Noca F., Hoenk M., Hunt B., Koumoutsakos P., Walther J.H., Werder T., Journal of the Acoustical Society of America, 108, 5, 2494-678, 2000



A unique, biologically inspired acoustic transducer based on artificial stereocilia is being developed. This transducer will enable directional sensitivity and miniaturization of acoustic sensors while enhancing sensitivity, ultimately leading to revolutionary ad- vances in acoustic detection and signal processing. The similarities between natural stereocilia and the proposed transducer array could allow for the first time the fabrication of an artificial cochlea that relies on biologically inspired signal-processing techniques. Other applications, such as measuring sounds generated by moving micro-organisms and nanoscale biological events (metabolic flows), may be enabled by this novel transducer.
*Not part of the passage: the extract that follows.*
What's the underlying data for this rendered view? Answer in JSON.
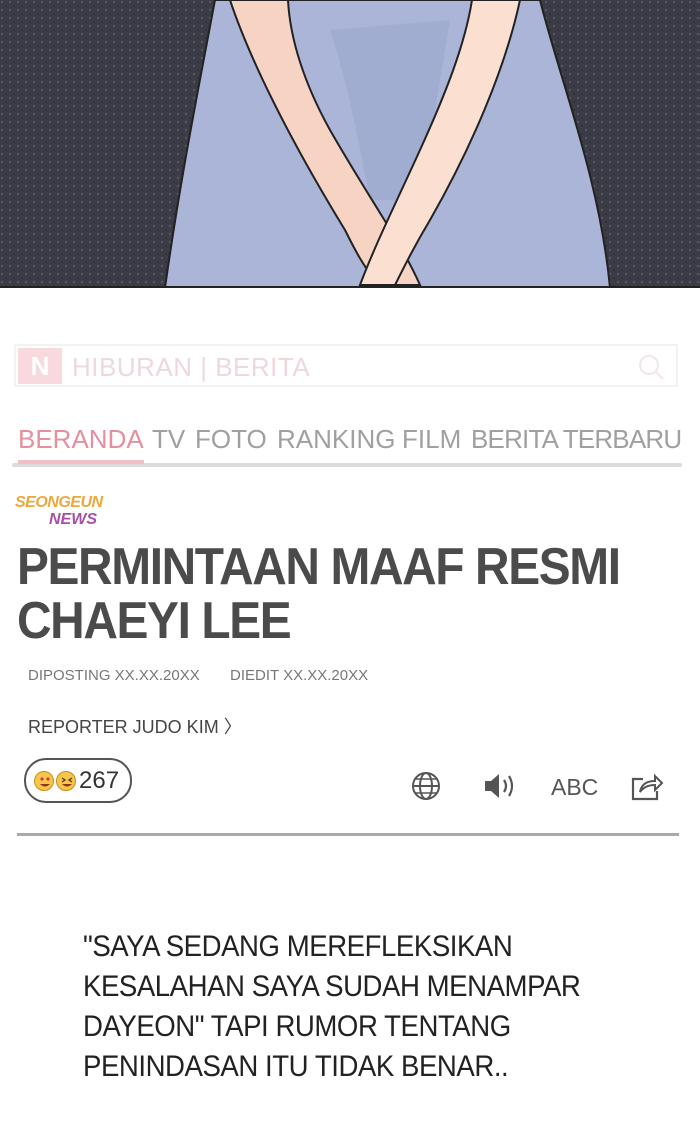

Finally, artificial stereocilia (functioning as actuators instead of sensors, analogous to stridulatory pegs in insects) will be capable of generating acoustic signals for applications in active acoustic instruments such as sonar. Before these advantages can be realized, fundamental developments are required in the design and fabrication of a transducer based on artificial stereocilia arrays. The potentially revolutionary nature of this transducer is being demonstrated by fabricating and characterizing acoustic sensors based on recently produced carbon nanotube arrays.